Robots.txt isn't some thing that only applies to Google, it is (supposed) to be honoured by all search engines, and uses the Robots Exclusion Standard. So, when you claim these are Google's arbitary rules, you are in fact wrong. They are neither Google's nor arbitary (at least no more than any web standard).
So your clue, not so much of clue, as robots.txt doesn't fit your description.
As for why you should know about it, you are putting up a web site, it is part of running a web site. You might as well complain why you need to know about HTML, CSS or registering a domain name. Quite what coming from the UK has to do with it (something I also do), I have no idea.
"I simply do not want the average surfer to be able to visit my site, I am not interested in serving my pages to them, they simply would not appreciate or understand what it is I am showing."

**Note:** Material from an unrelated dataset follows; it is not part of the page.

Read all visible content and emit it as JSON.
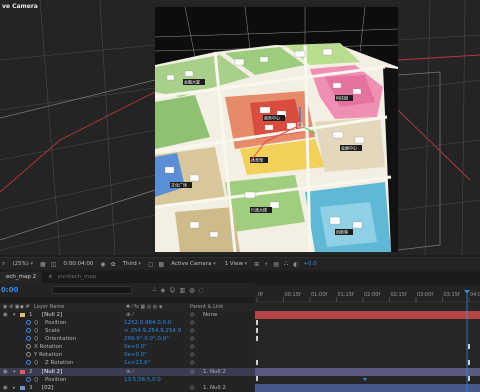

Then a publicly accessable webiste is the wrong place. It is not your personal space, and it isn't private. You made it available to the world, nobody made you. To turn around and complain when (some of) the world visits it is hypocracy.
It's like putting up posters around a town, then running around complaining all these people are looking at them, won't appreciate them, and you don't want them too. It's also comes across as condescending and arrogant, which probably explains the nastiness of some of the responses.
You opted in when you put up the publicly accessable website. If all search engines had to be opt in, nobody could find anything on the web, and it would use a lot of its utility. Your assumed to want them crawling becuase the vast majority of people do, they want their site to be found. If you don't though, no problem, just use the standards for stopping searches, or password protect the site. No scandal at all, just hysterics.
Showing the low res thumbnail of your image isn't violating your copyright either. The only legitimate claim you have is the amount of time it took to remove something from the cache.
The "thieves" accusation is even more ridiculous. If you put something up on the web people can see for free, you can't complain. There are options if you want to protect it. Google doesn't claim you work as theirs (which would be 'stealing' or at least copyright violation), they help people find you public web site.
If you don't want a public website but made one, whose fault is that? If you are going to run a website and can't be bothered to find out how to do it properly, you can't blame Google.